Eastman, however, didn’t relent even after a violent mob — egged on by Trump — stormed the Capitol and sent Pence and Congress fleeing for safety. Eastman continued to press Pence to overturn the election.
“Thanks to your bullshit, we are now under siege,” Jacob, Pence’s counsel, emailed Eastman, along with a lengthy refutation of his argument.
“The ‘siege’ is because YOU and your boss did not do what was necessary to allow this to be aired in a public way so the American people can see for themselves what happened,” Eastman replied, according to emails obtained by the panel.
Jacob subsequently apologized for his language, attributing it to the stress of being moved to a safe location while his wife and three children were watching the news and he was fearing for his safety.
Even after this exchange, Eastman made one final plea to convince Pence to stop the counting of electoral votes, acknowledging it would amount to a “relatively minor” violation of the federal law known as the Electoral Count Act.
“Plaintiff knew what he was proposing would violate the law, but he nonetheless urged the Vice President to take those actions,” the committee wrote in its filings.
Chair Bennie Thompson (D-Miss.) and Vice Chair Liz Cheney (R-Wyo.) said in a statement later Wednesday that their fact-finding strongly suggested: “Dr. Eastman’s emails may show that he helped Donald Trump advance a corrupt scheme to obstruct the counting of electoral college ballots and a conspiracy to impede the transfer of power.”
The select committee revealed its evidence as part of a bid to convince a federal judge to require Eastman to provide more of his own emails — held by his former employer Chapman University — to congressional investigators. Eastman sued to block the panel from accessing his Chapman emails, claiming they would reveal records protected by attorney-client privilege.
But the panel’s emphasis on potential crimes may convince U.S. District Court Judge David Carter — who has repeatedly ruled against Eastman — that none of Eastman’s records are protected by privilege.
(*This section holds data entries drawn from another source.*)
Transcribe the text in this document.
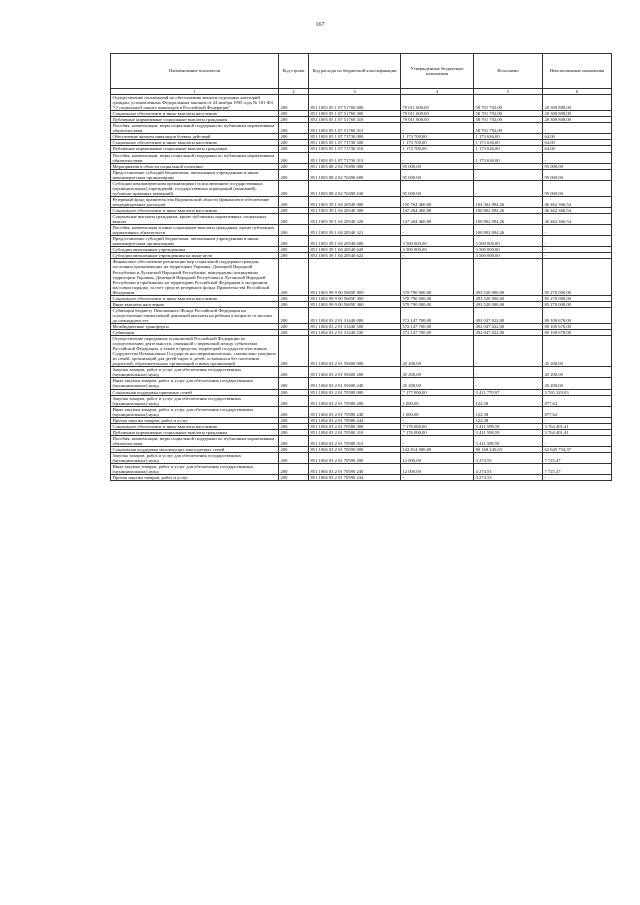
167
Наименование показателя	Код строки	Код расхода по бюджетной классификации	Утвержденные бюджетные назначения	Исполнено	Неисполненные назначения
1	2	3	4	5	6
Осуществление полномочий по обеспечению жильем отдельных категорий граждан, установленных Федеральным законом от 24 ноября 1995 года № 181-ФЗ "О социальной защите инвалидов в Российской Федерации"	200	851 1003 05 1 07 51760 000	79 011 600,00	58 701 792,00	20 309 808,00
Социальное обеспечение и иные выплаты населению	200	851 1003 05 1 07 51760 300	79 011 600,00	58 701 792,00	20 309 808,00
Публичные нормативные социальные выплаты гражданам	200	851 1003 05 1 07 51760 310	79 011 600,00	58 701 792,00	20 309 808,00
Пособия, компенсации, меры социальной поддержки по публичным нормативным обязательствам	200	851 1003 05 1 07 51760 313	-	58 701 792,00	-
Обеспечение жильем инвалидов боевых действий	200	851 1003 05 1 07 71730 000	1 173 700,00	1 173 636,00	64,00
Социальное обеспечение и иные выплаты населению	200	851 1003 05 1 07 71730 300	1 173 700,00	1 173 636,00	64,00
Публичные нормативные социальные выплаты гражданам	200	851 1003 05 1 07 71730 310	1 173 700,00	1 173 636,00	64,00
Пособия, компенсации, меры социальной поддержки по публичным нормативным обязательствам	200	851 1003 05 1 07 71730 313	-	1 173 636,00	-
Мероприятия в области социальной политики	200	851 1003 08 2 02 70490 000	95 000,00	-	95 000,00
Предоставление субсидий бюджетным, автономным учреждениям и иным некоммерческим организациям	200	851 1003 08 2 02 70490 600	95 000,00	-	95 000,00
Субсидии некоммерческим организациям (за исключением государственных (муниципальных) учреждений, государственных корпораций (компаний), публично-правовых компаний)	200	851 1003 08 2 02 70490 630	95 000,00	-	95 000,00
Резервный фонд правительства Воронежской области (финансовое обеспечение непредвиденных расходов)	200	851 1003 39 1 04 20540 000	150 764 460,80	104 302 094,26	46 462 366,54
Социальное обеспечение и иные выплаты населению	200	851 1003 39 1 04 20540 300	147 264 460,80	100 802 094,26	46 462 366,54
Социальные выплаты гражданам, кроме публичных нормативных социальных выплат	200	851 1003 39 1 04 20540 320	147 264 460,80	100 802 094,26	46 462 366,54
Пособия, компенсации и иные социальные выплаты гражданам, кроме публичных нормативных обязательств	200	851 1003 39 1 04 20540 321	-	100 802 094,26	-
Предоставление субсидий бюджетным, автономным учреждениям и иным некоммерческим организациям	200	851 1003 39 1 04 20540 600	3 500 000,00	3 500 000,00	-
Субсидии автономным учреждениям	200	851 1003 39 1 04 20540 620	3 500 000,00	3 500 000,00	-
Субсидии автономным учреждениям на иные цели	200	851 1003 39 1 04 20540 622	-	3 500 000,00	-
Финансовое обеспечение реализации мер социальной поддержки граждан, постоянно проживающих на территории Украины, Донецкой Народной Республики и Луганской Народной Республики, вынужденно покинувших территории Украины, Донецкой Народной Республики и Луганской Народной Республики и прибывших на территорию Российской Федерации в экстренном массовом порядке, за счет средств резервного фонда Правительства Российской Федерации	200	851 1003 99 9 00 5685F 000	578 790 000,00	493 520 000,00	85 270 000,00
Социальное обеспечение и иные выплаты населению	200	851 1003 99 9 00 5685F 300	578 790 000,00	493 520 000,00	85 270 000,00
Иные выплаты населению	200	851 1003 99 9 00 5685F 360	578 790 000,00	493 520 000,00	85 270 000,00
Субвенции бюджету Пенсионного Фонда Российской Федерации на осуществление ежемесячной денежной выплаты на ребенка в возрасте от восьми до семнадцати лет	200	851 1004 03 2 01 31440 000	572 147 700,00	492 047 022,00	80 100 678,00
Межбюджетные трансферты	200	851 1004 03 2 01 31440 500	572 147 700,00	492 047 022,00	80 100 678,00
Субвенции	200	851 1004 03 2 01 31440 530	572 147 700,00	492 047 022,00	80 100 678,00
Осуществление переданных полномочий Российской Федерации по осуществлению деятельности, связанной с перевозкой между субъектами Российской Федерации, а также в пределах территорий государств-участников Содружества Независимых Государств несовершеннолетних, самовольно ушедших из семей, организаций для детей-сирот и детей, оставшихся без попечения родителей, образовательных организаций и иных организаций	200	851 1004 03 2 01 59400 000	45 200,00	-	45 200,00
Закупка товаров, работ и услуг для обеспечения государственных (муниципальных) нужд	200	851 1004 03 2 01 59400 200	45 200,00	-	45 200,00
Иные закупки товаров, работ и услуг для обеспечения государственных (муниципальных) нужд	200	851 1004 03 2 01 59400 240	45 200,00	-	45 200,00
Социальная поддержка приемных семей	200	851 1004 03 2 01 70580 000	7 177 000,00	3 411 770,97	3 765 229,03
Закупка товаров, работ и услуг для обеспечения государственных (муниципальных) нужд	200	851 1004 03 2 01 70580 200	1 000,00	122,38	877,62
Иные закупки товаров, работ и услуг для обеспечения государственных (муниципальных) нужд	200	851 1004 03 2 01 70580 240	1 000,00	122,38	877,62
Прочая закупка товаров, работ и услуг	200	851 1004 03 2 01 70580 244	-	122,38	-
Социальное обеспечение и иные выплаты населению	200	851 1004 03 2 01 70580 300	7 176 000,00	3 411 598,59	3 764 401,41
Публичные нормативные социальные выплаты гражданам	200	851 1004 03 2 01 70580 310	7 176 000,00	3 411 598,59	3 764 401,41
Пособия, компенсации, меры социальной поддержки по публичным нормативным обязательствам	200	851 1004 03 2 01 70580 313	-	3 411 598,59	-
Социальная поддержка малоимущих многодетных семей	200	851 1004 03 2 01 70590 000	142 814 000,00	80 168 245,63	62 645 754,37
Закупка товаров, работ и услуг для обеспечения государственных (муниципальных) нужд	200	851 1004 03 2 01 70590 200	12 000,00	4 274,53	7 725,47
Иные закупки товаров, работ и услуг для обеспечения государственных (муниципальных) нужд	200	851 1004 03 2 01 70590 240	12 000,00	4 274,53	7 725,47
Прочая закупка товаров, работ и услуг	200	851 1004 03 2 01 70590 244	-	4 274,53	-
Carter, who is based in California, has rejected Eastman’s attempts to shield his records, citing the urgency and significance of the select committee’s work. Instead, Carter has ordered Eastman to quickly review 90,000 pages of emails and attachments and to itemize any he thinks should be withheld because of attorney-client privilege. He has repeatedly sided with the committee’s demands, such as requiring Eastman to prioritize emails sent between Jan. 4 and Jan. 7, 2021, and to force him to disclose his legal relationship with Trump, which had never been publicly revealed.
But the committee indicated that Eastman’s purported relationship with Trump fails to prove he had a legitimate claim of attorney client privilege.
Eastman, according to the panel, produced a letter identifying his client as Trump’s campaign, but the letter was left unsigned. “This unsigned and unauthenticated engagement letter is insufficient to establish an attorney-client relationship during the period at issue,” the House’s lawyers wrote.